Mr. John Gurrisi’s Abstract:

The safe operation of a restaurant or other food facility following a natural disaster, such as a hurricane, is vital to the community it serves. Darden Restaurants had several restaurants that were affected by Hurricane Katrina and several other major hurricanes during the past two years. This presentation will provide detailed information on how to prepare a restaurant for safe-food service before the storm, and how to serve safe food in the wake of the storm. Lack of potable water is one of the major hurdles that must be adequately planned for and executed to ensure safe-food preparation and service to the public. Other hurdles that must be dealt with include personal hygiene and hand washing, utensil washing, menu considerations, food supply, and staffing. This presentation will show that by proper planning and execution, a restaurant can service the community within which it operates.

Learning Objectives:

  1. Plan and prepare a restaurant for food service following a hurricane
  2. Prepare a restaurant for serving safe food while operating under a boil water notice and other food safety challenges
  3. Learn best practices for safe food handling, personal hygiene, utensil washing, and menu selection for a safe and efficient food service.

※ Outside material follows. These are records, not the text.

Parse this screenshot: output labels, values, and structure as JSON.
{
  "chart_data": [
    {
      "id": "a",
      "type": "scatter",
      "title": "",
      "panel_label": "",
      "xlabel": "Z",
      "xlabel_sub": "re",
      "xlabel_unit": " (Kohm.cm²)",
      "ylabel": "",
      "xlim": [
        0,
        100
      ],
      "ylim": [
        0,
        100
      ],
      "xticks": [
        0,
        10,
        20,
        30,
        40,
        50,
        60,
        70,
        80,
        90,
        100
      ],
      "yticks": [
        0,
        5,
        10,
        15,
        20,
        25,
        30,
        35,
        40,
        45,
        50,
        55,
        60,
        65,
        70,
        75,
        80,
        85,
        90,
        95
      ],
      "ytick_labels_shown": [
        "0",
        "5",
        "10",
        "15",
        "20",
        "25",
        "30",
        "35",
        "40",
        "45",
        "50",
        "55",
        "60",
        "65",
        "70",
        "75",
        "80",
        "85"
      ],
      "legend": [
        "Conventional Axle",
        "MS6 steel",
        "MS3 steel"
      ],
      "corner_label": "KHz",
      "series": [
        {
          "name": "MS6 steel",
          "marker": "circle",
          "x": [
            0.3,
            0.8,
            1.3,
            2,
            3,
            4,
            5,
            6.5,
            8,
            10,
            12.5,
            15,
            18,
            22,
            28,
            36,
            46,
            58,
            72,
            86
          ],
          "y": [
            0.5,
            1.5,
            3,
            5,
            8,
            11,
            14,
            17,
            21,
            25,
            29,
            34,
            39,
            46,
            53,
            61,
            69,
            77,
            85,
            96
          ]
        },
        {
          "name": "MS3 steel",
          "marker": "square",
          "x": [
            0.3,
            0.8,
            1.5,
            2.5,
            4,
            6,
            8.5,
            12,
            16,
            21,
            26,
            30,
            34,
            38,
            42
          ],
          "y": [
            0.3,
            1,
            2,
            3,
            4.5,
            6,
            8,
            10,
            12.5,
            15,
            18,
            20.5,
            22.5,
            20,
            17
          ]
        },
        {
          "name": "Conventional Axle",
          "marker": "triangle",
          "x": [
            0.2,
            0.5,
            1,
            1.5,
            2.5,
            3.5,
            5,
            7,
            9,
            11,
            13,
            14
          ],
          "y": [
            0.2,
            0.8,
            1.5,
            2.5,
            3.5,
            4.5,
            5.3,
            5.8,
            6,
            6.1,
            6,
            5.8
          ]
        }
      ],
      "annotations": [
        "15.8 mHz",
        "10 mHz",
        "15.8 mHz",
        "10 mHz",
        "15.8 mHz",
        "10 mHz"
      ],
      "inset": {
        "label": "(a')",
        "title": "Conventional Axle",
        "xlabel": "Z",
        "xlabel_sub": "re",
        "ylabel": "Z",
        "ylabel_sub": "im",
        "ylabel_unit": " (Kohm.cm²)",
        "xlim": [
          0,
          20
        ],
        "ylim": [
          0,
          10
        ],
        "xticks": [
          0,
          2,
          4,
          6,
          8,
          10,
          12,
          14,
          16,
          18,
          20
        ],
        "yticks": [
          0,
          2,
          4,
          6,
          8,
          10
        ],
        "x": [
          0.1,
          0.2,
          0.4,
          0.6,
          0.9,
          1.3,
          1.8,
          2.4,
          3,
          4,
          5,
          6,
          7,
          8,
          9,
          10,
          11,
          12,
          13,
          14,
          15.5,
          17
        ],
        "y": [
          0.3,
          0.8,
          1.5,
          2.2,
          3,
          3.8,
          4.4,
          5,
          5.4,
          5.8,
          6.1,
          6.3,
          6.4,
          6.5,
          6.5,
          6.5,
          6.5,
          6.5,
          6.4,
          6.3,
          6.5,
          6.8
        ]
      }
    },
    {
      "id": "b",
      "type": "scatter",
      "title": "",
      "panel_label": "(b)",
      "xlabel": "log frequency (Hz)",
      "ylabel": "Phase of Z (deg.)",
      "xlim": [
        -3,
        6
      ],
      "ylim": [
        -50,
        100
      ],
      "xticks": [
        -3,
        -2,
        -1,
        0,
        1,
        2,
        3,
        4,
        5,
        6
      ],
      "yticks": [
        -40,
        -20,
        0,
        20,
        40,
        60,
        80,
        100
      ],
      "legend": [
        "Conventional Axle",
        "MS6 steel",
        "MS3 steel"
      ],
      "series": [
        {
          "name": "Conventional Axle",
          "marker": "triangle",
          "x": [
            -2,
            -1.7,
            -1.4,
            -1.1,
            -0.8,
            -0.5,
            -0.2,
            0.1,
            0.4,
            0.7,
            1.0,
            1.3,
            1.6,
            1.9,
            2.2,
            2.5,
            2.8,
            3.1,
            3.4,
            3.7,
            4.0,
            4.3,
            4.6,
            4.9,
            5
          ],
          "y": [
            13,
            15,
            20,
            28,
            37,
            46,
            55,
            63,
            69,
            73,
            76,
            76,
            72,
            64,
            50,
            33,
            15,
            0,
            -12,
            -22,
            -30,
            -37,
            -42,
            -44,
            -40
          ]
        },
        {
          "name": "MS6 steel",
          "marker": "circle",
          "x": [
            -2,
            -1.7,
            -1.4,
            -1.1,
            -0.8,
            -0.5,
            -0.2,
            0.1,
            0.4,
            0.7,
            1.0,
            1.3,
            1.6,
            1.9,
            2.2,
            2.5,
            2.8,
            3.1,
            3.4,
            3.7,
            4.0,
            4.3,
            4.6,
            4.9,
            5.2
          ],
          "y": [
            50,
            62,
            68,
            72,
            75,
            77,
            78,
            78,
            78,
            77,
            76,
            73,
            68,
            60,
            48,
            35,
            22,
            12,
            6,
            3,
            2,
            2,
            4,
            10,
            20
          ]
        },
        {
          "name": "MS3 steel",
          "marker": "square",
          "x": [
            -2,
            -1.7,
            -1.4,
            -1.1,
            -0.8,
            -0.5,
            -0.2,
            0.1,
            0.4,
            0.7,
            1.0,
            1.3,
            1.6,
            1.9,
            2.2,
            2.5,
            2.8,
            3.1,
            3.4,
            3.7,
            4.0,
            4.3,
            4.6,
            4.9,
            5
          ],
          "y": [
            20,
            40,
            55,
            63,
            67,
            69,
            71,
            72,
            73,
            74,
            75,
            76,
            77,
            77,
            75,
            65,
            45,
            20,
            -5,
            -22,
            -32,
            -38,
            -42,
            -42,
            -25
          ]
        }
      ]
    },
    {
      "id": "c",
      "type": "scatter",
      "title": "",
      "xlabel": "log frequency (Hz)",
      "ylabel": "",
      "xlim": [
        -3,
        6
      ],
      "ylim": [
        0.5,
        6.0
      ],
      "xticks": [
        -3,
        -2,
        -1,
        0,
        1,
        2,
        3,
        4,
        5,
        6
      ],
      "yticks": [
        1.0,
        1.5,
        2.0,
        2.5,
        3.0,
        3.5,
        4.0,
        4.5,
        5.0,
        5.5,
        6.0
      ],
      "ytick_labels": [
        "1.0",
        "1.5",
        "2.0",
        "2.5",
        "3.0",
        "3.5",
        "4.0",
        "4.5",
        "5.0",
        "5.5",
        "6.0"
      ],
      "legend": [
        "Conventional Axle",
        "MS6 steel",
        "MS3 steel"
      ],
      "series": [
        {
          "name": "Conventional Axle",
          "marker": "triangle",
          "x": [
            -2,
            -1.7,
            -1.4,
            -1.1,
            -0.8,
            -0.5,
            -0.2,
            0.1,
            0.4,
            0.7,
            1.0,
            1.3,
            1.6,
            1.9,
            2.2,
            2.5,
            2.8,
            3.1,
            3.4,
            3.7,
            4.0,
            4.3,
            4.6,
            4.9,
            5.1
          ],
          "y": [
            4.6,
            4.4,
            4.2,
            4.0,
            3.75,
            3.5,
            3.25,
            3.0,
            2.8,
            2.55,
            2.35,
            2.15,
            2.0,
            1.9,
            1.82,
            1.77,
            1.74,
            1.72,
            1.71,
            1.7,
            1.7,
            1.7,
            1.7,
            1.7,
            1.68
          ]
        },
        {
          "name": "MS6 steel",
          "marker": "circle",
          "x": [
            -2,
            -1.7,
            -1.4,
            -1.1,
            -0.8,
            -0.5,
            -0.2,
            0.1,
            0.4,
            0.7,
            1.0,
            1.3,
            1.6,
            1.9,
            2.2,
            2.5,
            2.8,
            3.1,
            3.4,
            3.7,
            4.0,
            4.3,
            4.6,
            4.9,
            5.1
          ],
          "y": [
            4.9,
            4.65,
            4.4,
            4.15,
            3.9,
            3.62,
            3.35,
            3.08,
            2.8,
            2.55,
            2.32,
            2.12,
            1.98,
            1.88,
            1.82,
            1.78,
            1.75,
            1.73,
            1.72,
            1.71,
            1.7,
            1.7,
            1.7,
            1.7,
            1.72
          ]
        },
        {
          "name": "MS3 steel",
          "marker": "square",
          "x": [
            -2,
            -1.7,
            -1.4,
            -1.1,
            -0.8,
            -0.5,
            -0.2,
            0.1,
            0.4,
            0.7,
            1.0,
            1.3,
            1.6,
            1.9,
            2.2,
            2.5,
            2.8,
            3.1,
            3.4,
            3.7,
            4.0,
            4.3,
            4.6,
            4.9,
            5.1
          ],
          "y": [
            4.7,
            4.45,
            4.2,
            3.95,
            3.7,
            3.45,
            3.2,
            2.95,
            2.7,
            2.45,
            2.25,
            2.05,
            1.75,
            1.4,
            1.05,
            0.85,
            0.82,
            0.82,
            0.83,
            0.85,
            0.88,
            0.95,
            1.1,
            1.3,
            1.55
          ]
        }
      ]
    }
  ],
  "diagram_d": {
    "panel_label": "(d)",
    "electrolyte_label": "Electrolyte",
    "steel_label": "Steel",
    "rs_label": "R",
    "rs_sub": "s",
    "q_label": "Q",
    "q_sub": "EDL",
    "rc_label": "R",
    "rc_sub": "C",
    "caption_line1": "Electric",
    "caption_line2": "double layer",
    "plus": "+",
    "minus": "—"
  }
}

Capt Wendy Fanaselle’s and Ms. Joe McLean’s Abstract:

The catastrophic devastation produced by hurricane Katrina will long be remembered in our history as an event that forever changed our nation.  The 30 foot storm surge up the Mississippi river gulf coast resulted in 5 levee breaches and flooded 80% of the city of New Orleans.  The levee breaches added to a death toll from Katrina that has exceeded 1600 people, with more than 200 unaccounted for, 1.5 million displaced, 527,000 homeless, and an estimated 75 billion in damages.  Katrina’s devastation covered 108,456 square miles, reached across several gulf coat states, left us with memories that will stay with us forever, and lessons learned that will help us in preparing for the next disaster.  This presentation will cover the emergency response experience and food safety issues after Katrina in Louisiana from a local and a federal perspective.  The combination of resources and teamwork of the Public Health Service officers, local, state, and federal environmental health specialists that worked together on a daily basis were essential part of the response.

Learning Objectives:

  1. Gain an understanding of the environmental problems that can develop from a disaster like this.
  2. Gain an understanding of the issues food facilities will face in recovering from this type of disaster.
  3. Gain an understanding of the value of teamwork in responding to a disaster.